NE 74 has been revised

from 2016-12-07

The NAMUR Recommendation NE 74 has been revised and may now be obtained from the NAMUR Office.

The document differs from NE 74 edition 2003-01-15 beside editiorial adjustments as follows:

  • Title modified
  • Document updated completely
  • Requirements on Ethernet Fieldbus Systems added (see section 6.8)

Abstract NE 74 ‘Fieldbus Requirements’
(Edition: 2016-12-05)

A field bus is defined as the hardware and software of a communication system which provides for a continuous digital exchange of information between decentralised sensors and actuators (field devices) and controller within an overall industrial control system (ICS). In general, there is a clear spatial separation between sensors and actuators on the one hand and automation components on the other hand. In the case of process control plants, for instance, automation components are accommodated in a control room or switch room, while sensors and actuators are placed directly in the field, i.e. mounted on devices and machines. They generally receive their energy supply by way of the communication system.

At present, the controller communicates with the field equipment through individual lines. This technology with its standardised power and voltage signals (e.g. 4 - 20 mA, NAMUR signal for initiators, 24-V binary signal etc.) is increasingly pushed to its limits if increasing requirements regarding the scope of communication and the accuracy and safety of transmission are to be met.
Thus, field buses are expected to provide better and more comprehensive possibilities of communication with equipment in the field which makes it possible to transmit status signals for maintenance and diagnosis, parametrisation data and the like in addition to the actual instrument readings and controller outputs.

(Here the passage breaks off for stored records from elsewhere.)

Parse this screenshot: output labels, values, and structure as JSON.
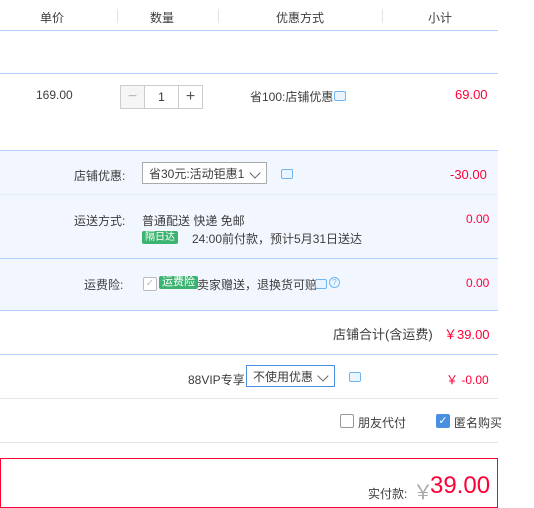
{
  "header": {
    "col_price": "单价",
    "col_qty": "数量",
    "col_promo": "优惠方式",
    "col_subtotal": "小计"
  },
  "item": {
    "unit_price": "169.00",
    "quantity": "1",
    "promo": "省100:店铺优惠",
    "subtotal": "69.00",
    "minus_icon": "minus-icon",
    "plus_icon": "plus-icon"
  },
  "shop_coupon": {
    "label": "店铺优惠:",
    "selected": "省30元:活动钜惠1",
    "amount": "-30.00"
  },
  "shipping": {
    "label": "运送方式:",
    "method": "普通配送 快递 免邮",
    "badge": "隔日达",
    "note": "24:00前付款，预计5月31日送达",
    "amount": "0.00"
  },
  "insurance": {
    "label": "运费险:",
    "badge": "运费险",
    "desc": "卖家赠送，退换货可赔",
    "amount": "0.00"
  },
  "shop_total": {
    "label": "店铺合计(含运费)",
    "amount": "￥39.00"
  },
  "vip": {
    "label": "88VIP专享",
    "selected": "不使用优惠",
    "amount": "￥ -0.00"
  },
  "options": {
    "friend_pay": "朋友代付",
    "anonymous": "匿名购买"
  },
  "payment": {
    "label": "实付款:",
    "currency": "￥",
    "amount": "39.00"
  },
  "colors": {
    "accent_red": "#ff0036",
    "blue_line": "#b2d1ff",
    "light_bg": "#f2f7ff",
    "green": "#3cb371"
  }
}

The increasing communication requirements can be fulfilled by using „intelligent“ field devices (scales, analysis equipment, „smart“ transmitters), which enable partially configured and partially parametrised information processing within the equipment, delivering better quality of measurement signals and reducing subsequent signal processing in the controller of the industrial control system (ICS).
In contrast to the standardised analogue signal (4 - 20 mA), digital transmission of signals makes it possible to transmit signals with a higher resolution and to control the accuracy of the data transmitted. As a matter of principle, digital transmission does not compromise accuracy.
If the additional status signals available were to be transmitted by conventional means, the enormous amount of cabling already required today would assume unrealistic proportions. Migration to a field bus (or rather a field bus system, to be precise) will present the only option to solve this problem.